Facebook offers a feature that allows you to create a group for a business concern. But it defeats the purpose when you invite everyone in your network to join. They’re designed as a gathering place to discuss common interests. People can only take so much time from their day. So before you start typing away, ask yourself whether anyone is likely to care about your comment – especially if it involves religion or politics.
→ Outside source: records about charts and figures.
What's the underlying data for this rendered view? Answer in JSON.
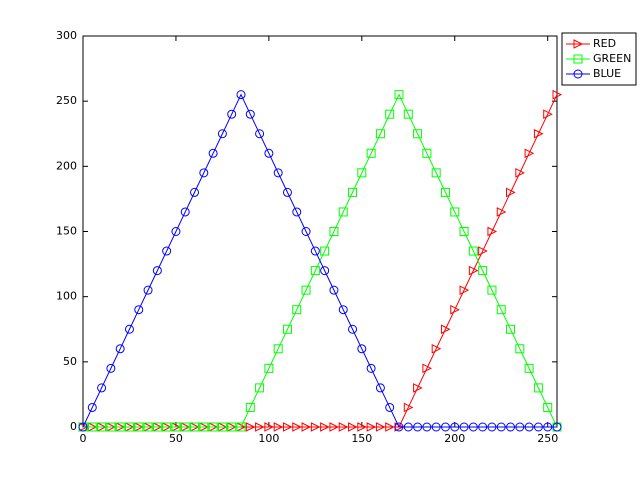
{
  "chart_data": {
    "type": "line",
    "x": [
      0,
      5,
      10,
      15,
      20,
      25,
      30,
      35,
      40,
      45,
      50,
      55,
      60,
      65,
      70,
      75,
      80,
      85,
      90,
      95,
      100,
      105,
      110,
      115,
      120,
      125,
      130,
      135,
      140,
      145,
      150,
      155,
      160,
      165,
      170,
      175,
      180,
      185,
      190,
      195,
      200,
      205,
      210,
      215,
      220,
      225,
      230,
      235,
      240,
      245,
      250,
      255
    ],
    "series": [
      {
        "name": "RED",
        "color": "#ff0000",
        "marker": "triangle-right",
        "values": [
          0,
          0,
          0,
          0,
          0,
          0,
          0,
          0,
          0,
          0,
          0,
          0,
          0,
          0,
          0,
          0,
          0,
          0,
          0,
          0,
          0,
          0,
          0,
          0,
          0,
          0,
          0,
          0,
          0,
          0,
          0,
          0,
          0,
          0,
          0,
          15,
          30,
          45,
          60,
          75,
          90,
          105,
          120,
          135,
          150,
          165,
          180,
          195,
          210,
          225,
          240,
          255
        ]
      },
      {
        "name": "GREEN",
        "color": "#00ff00",
        "marker": "square",
        "values": [
          0,
          0,
          0,
          0,
          0,
          0,
          0,
          0,
          0,
          0,
          0,
          0,
          0,
          0,
          0,
          0,
          0,
          0,
          15,
          30,
          45,
          60,
          75,
          90,
          105,
          120,
          135,
          150,
          165,
          180,
          195,
          210,
          225,
          240,
          255,
          240,
          225,
          210,
          195,
          180,
          165,
          150,
          135,
          120,
          105,
          90,
          75,
          60,
          45,
          30,
          15,
          0
        ]
      },
      {
        "name": "BLUE",
        "color": "#0000ff",
        "marker": "circle",
        "values": [
          0,
          15,
          30,
          45,
          60,
          75,
          90,
          105,
          120,
          135,
          150,
          165,
          180,
          195,
          210,
          225,
          240,
          255,
          240,
          225,
          210,
          195,
          180,
          165,
          150,
          135,
          120,
          105,
          90,
          75,
          60,
          45,
          30,
          15,
          0,
          0,
          0,
          0,
          0,
          0,
          0,
          0,
          0,
          0,
          0,
          0,
          0,
          0,
          0,
          0,
          0,
          0
        ]
      }
    ],
    "xlim": [
      0,
      255
    ],
    "xticks": [
      0,
      50,
      100,
      150,
      200,
      250
    ],
    "ylim": [
      0,
      300
    ],
    "yticks": [
      0,
      50,
      100,
      150,
      200,
      250,
      300
    ],
    "grid": false,
    "legend": "outside upper right"
  }
}
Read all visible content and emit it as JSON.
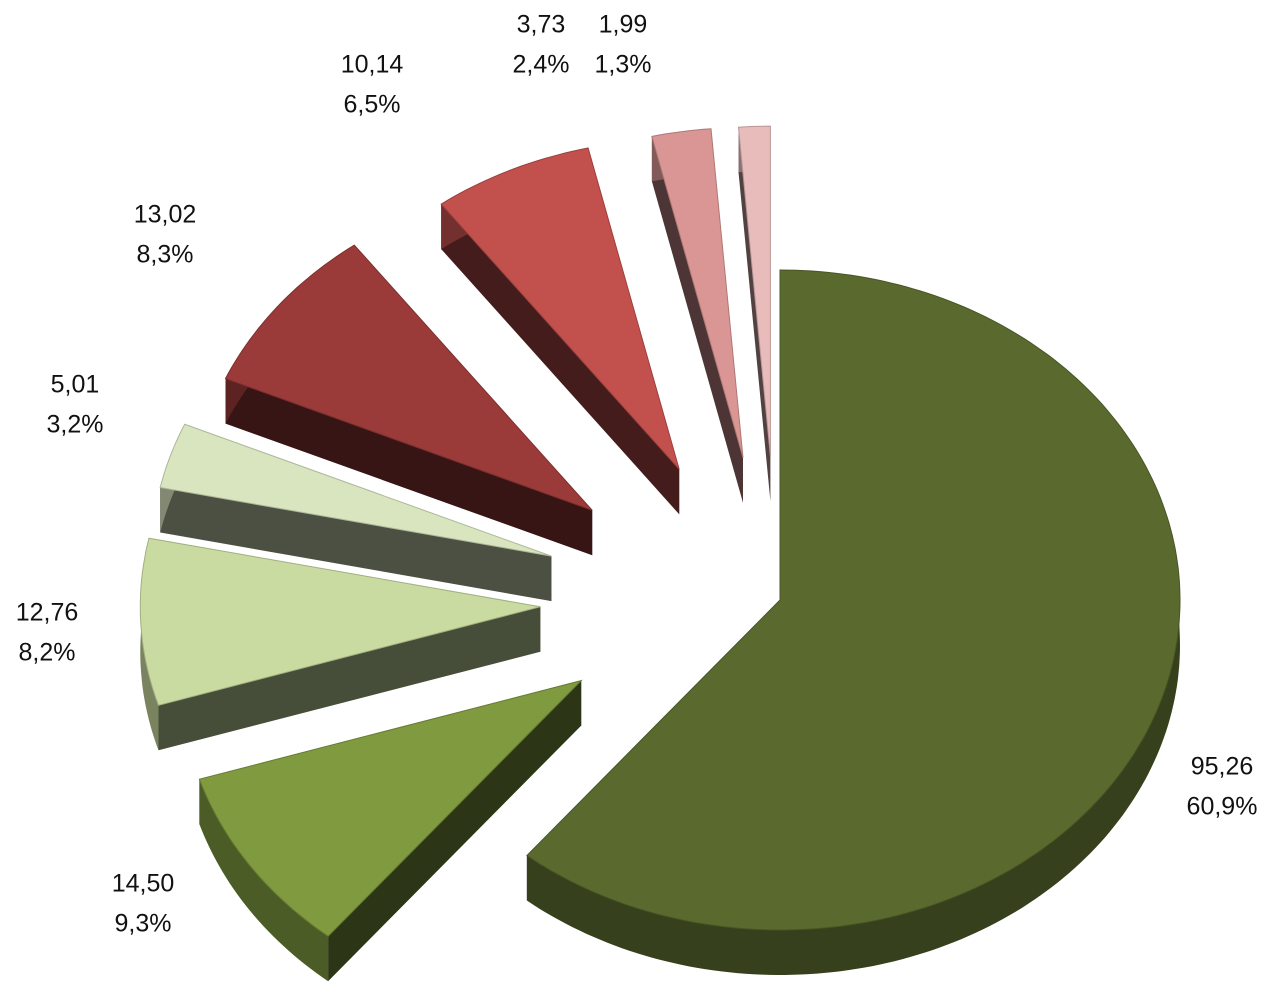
{
  "chart_data": {
    "type": "pie",
    "values": [
      95.26,
      14.5,
      12.76,
      5.01,
      13.02,
      10.14,
      3.73,
      1.99
    ],
    "value_labels": [
      "95,26",
      "14,50",
      "12,76",
      "5,01",
      "13,02",
      "10,14",
      "3,73",
      "1,99"
    ],
    "percent_labels": [
      "60,9%",
      "9,3%",
      "8,2%",
      "3,2%",
      "8,3%",
      "6,5%",
      "2,4%",
      "1,3%"
    ],
    "colors": [
      "#5a6a2e",
      "#7f9a3f",
      "#c9dba0",
      "#d8e5bf",
      "#9b3b39",
      "#c2504d",
      "#d99694",
      "#e7bcbb"
    ]
  }
}
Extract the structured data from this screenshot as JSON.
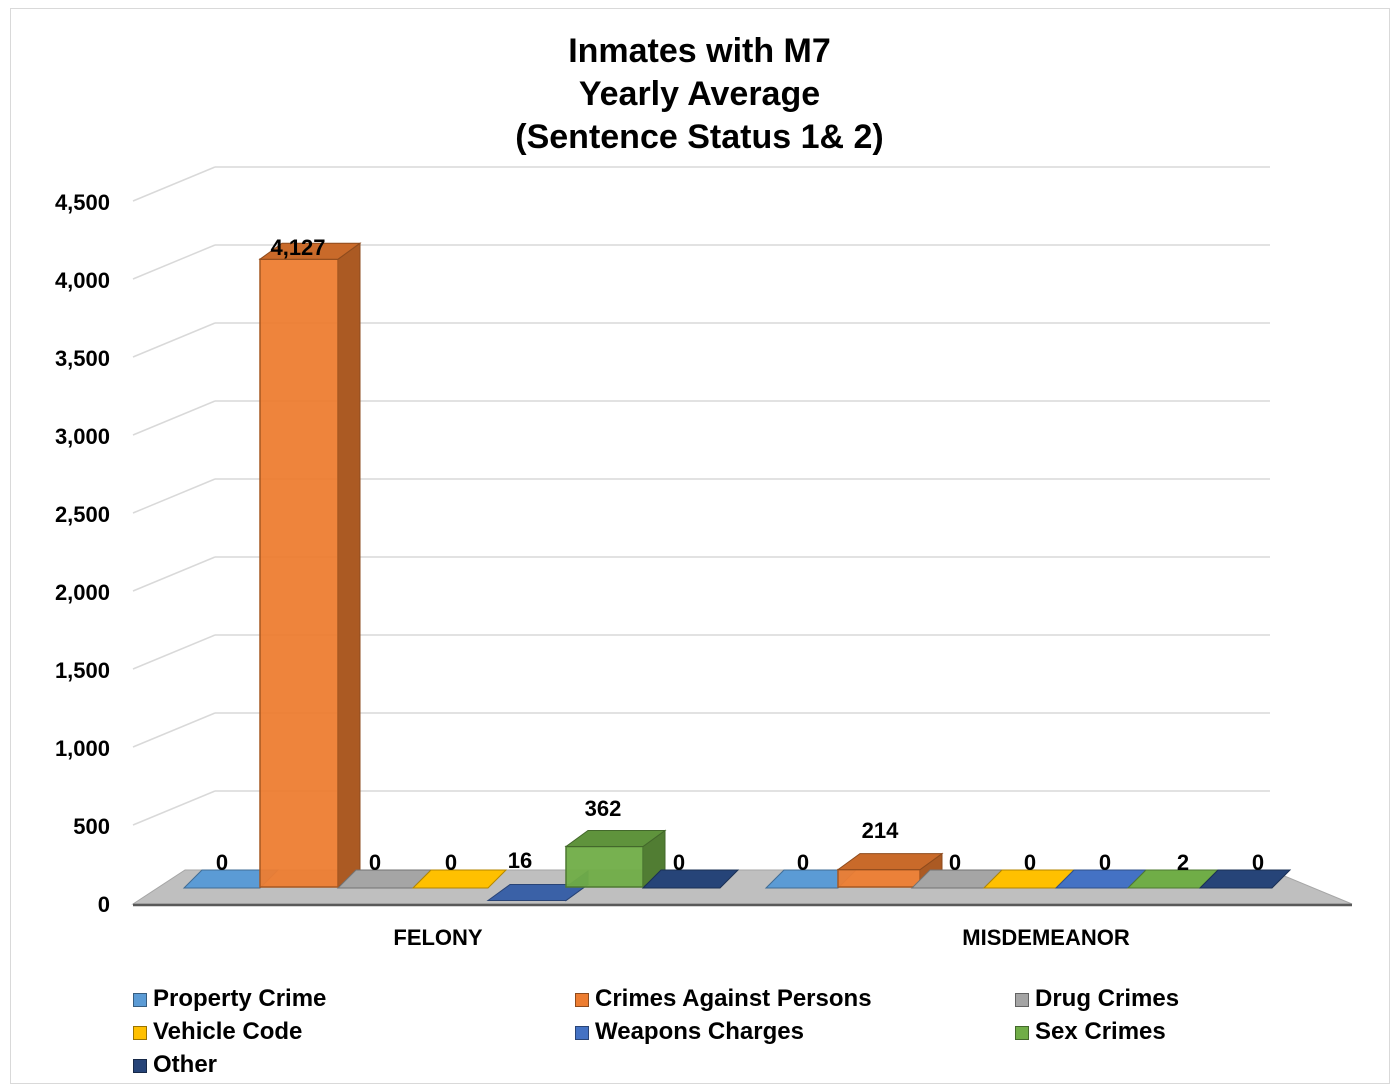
{
  "chart_data": {
    "type": "bar",
    "title": [
      "Inmates with M7",
      "Yearly Average",
      "(Sentence Status 1& 2)"
    ],
    "categories": [
      "FELONY",
      "MISDEMEANOR"
    ],
    "ylim": [
      0,
      4500
    ],
    "yticks": [
      0,
      500,
      1000,
      1500,
      2000,
      2500,
      3000,
      3500,
      4000,
      4500
    ],
    "ytick_labels": [
      "0",
      "500",
      "1,000",
      "1,500",
      "2,000",
      "2,500",
      "3,000",
      "3,500",
      "4,000",
      "4,500"
    ],
    "grid": true,
    "legend_position": "bottom",
    "series": [
      {
        "name": "Property Crime",
        "color": "#5b9bd5",
        "values": [
          0,
          0
        ],
        "labels": [
          "0",
          "0"
        ]
      },
      {
        "name": "Crimes Against Persons",
        "color": "#ed7d31",
        "values": [
          4127,
          214
        ],
        "labels": [
          "4,127",
          "214"
        ]
      },
      {
        "name": "Drug Crimes",
        "color": "#a5a5a5",
        "values": [
          0,
          0
        ],
        "labels": [
          "0",
          "0"
        ]
      },
      {
        "name": "Vehicle Code",
        "color": "#ffc000",
        "values": [
          0,
          0
        ],
        "labels": [
          "0",
          "0"
        ]
      },
      {
        "name": "Weapons Charges",
        "color": "#4472c4",
        "values": [
          16,
          0
        ],
        "labels": [
          "16",
          "0"
        ]
      },
      {
        "name": "Sex Crimes",
        "color": "#70ad47",
        "values": [
          362,
          2
        ],
        "labels": [
          "362",
          "2"
        ]
      },
      {
        "name": "Other",
        "color": "#264478",
        "values": [
          0,
          0
        ],
        "labels": [
          "0",
          "0"
        ]
      }
    ]
  }
}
Cindy Earl, a business marketing and publicity expert, said what she considers spam -or a nuisance- is when small business owners create events like tele-seminars or workshops specifically to promote their business, and then proceed to invite every single one of their Facebook friends. “It’s a problem because it can be perceived as spam by some of your “friends’ who may have no interest in your topic or event. I see itevery day and it can get quite annoying if you get a lot of these invitations every day. In fact, you risk being “de-friended” and losing the relationships you’ve been trying so hard to build with people online,” she said.

The president of Corner Your Market Cleveland, is a firm believer in getting people’s permission before you market to them. She equates it to adding someone to your e-mail list without their permission. “It’s completely unacceptable… Hitting people over the head with your message is the old way of marketing,” she said.